L’idea del neurone come mini-controllore ha aiutato inoltre a chiarire diversi fenomeni biologici che in passato risultavano inspiegabili, ha sottolineato Chklovskii. Ad esempio, la presenza di un elevato livello di rumore nel cervello è un fatto noto da tempo e il suo ruolo, in quanto elemento di casualità biologica, è stato oggetto di ampi dibattiti. Tuttavia, grazie ai modelli sviluppati dal team CCN, è emerso che alcuni tipi di rumore potrebbero addirittura migliorare le prestazioni dei neuroni.
All’interno delle sinapsi, i punti di giunzione tra un neurone e l’altro, si osserva frequentemente che un neurone trasmette un segnale elettrico, ma il neurone ricevente non lo registra. L’avvenimento e la tempistica della ricezione del segnale sinaptico da parte dello stesso sembrano dipendere in gran parte dal caso.
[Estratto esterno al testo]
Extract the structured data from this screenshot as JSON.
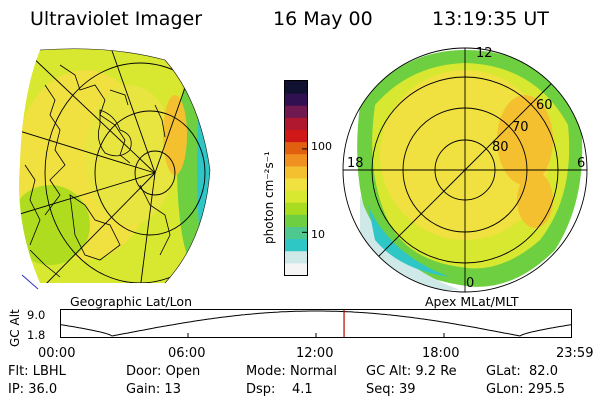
{
  "header": {
    "title": "Ultraviolet Imager",
    "date": "16 May 00",
    "time": "13:19:35 UT"
  },
  "colorbar": {
    "unit_label": "photon cm⁻²s⁻¹",
    "tick_100": "100",
    "tick_10": "10",
    "colors": [
      "#f5f5f5",
      "#cfe9e9",
      "#2fc6c6",
      "#4fc890",
      "#6ed040",
      "#a8dc20",
      "#d8e830",
      "#f0e040",
      "#f4c030",
      "#f09020",
      "#e06010",
      "#d01818",
      "#b01830",
      "#701850",
      "#301050",
      "#101030"
    ]
  },
  "left_map": {
    "caption": "Geographic Lat/Lon"
  },
  "right_map": {
    "caption": "Apex MLat/MLT",
    "mlt_12": "12",
    "mlt_18": "18",
    "mlt_6": "6",
    "mlt_0": "0",
    "lat_60": "60",
    "lat_70": "70",
    "lat_80": "80"
  },
  "altitude_plot": {
    "ylabel": "GC Alt",
    "ytick_top": "9.0",
    "ytick_bottom": "1.8",
    "xticks": [
      "00:00",
      "06:00",
      "12:00",
      "18:00",
      "23:59"
    ],
    "current_time_fraction": 0.555
  },
  "status": {
    "filter_label": "Flt:",
    "filter_value": "LBHL",
    "ip_label": "IP:",
    "ip_value": "36.0",
    "door_label": "Door:",
    "door_value": "Open",
    "gain_label": "Gain:",
    "gain_value": "13",
    "mode_label": "Mode:",
    "mode_value": "Normal",
    "dsp_label": "Dsp:",
    "dsp_value": "4.1",
    "gcalt_label": "GC Alt:",
    "gcalt_value": "9.2 Re",
    "seq_label": "Seq:",
    "seq_value": "39",
    "glat_label": "GLat:",
    "glat_value": "82.0",
    "glon_label": "GLon:",
    "glon_value": "295.5"
  }
}
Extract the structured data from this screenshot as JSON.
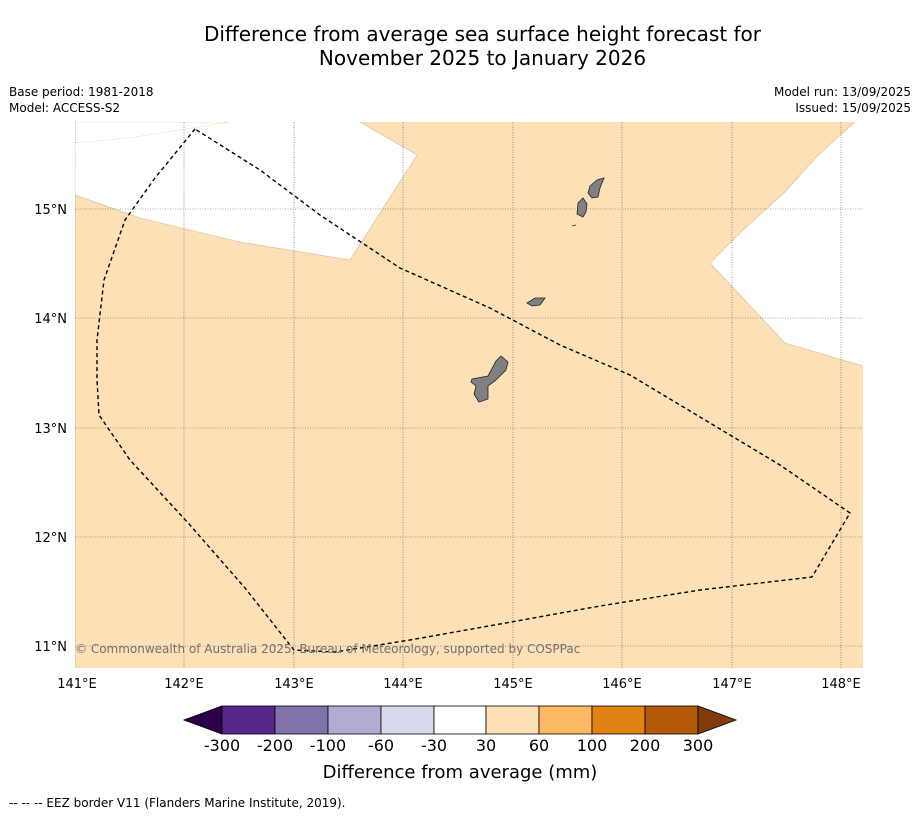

Mentre altri scienziati hanno ipotizzato che tale casualità fosse semplicemente una caratteristica intrinseca dei piccoli sistemi biologici e non avesse un ruolo significativo nel comportamento neuronale, il team del Flatiron ha scoperto che l’introduzione di rumore nel neurone modello ne ha favorito l’adattamento a un ambiente in continua evoluzione. In tal modo, il team ha evidenziato l’importanza del fattore casuale nel replicare il funzionamento dei neuroni reali.
Chklovskii intende approfondire l’analisi di tipologie di neuroni che non rientrano nel suo nuovo modello. Ad esempio, i neuroni della retina ricevono input direttamente dall’ambiente visivo. A differenza di quelli situati in zone più profonde del cervello, questi potrebbero non essere in grado di controllare i propri input. Tuttavia, potrebbero comunque avvalersi di alcuni dei principi identificati da Chklovskii e dal suo team. In particolare, i neuroni della retina potrebbero essere in grado di prevedere i loro input, pur non avendo la possibilità di influenzarli.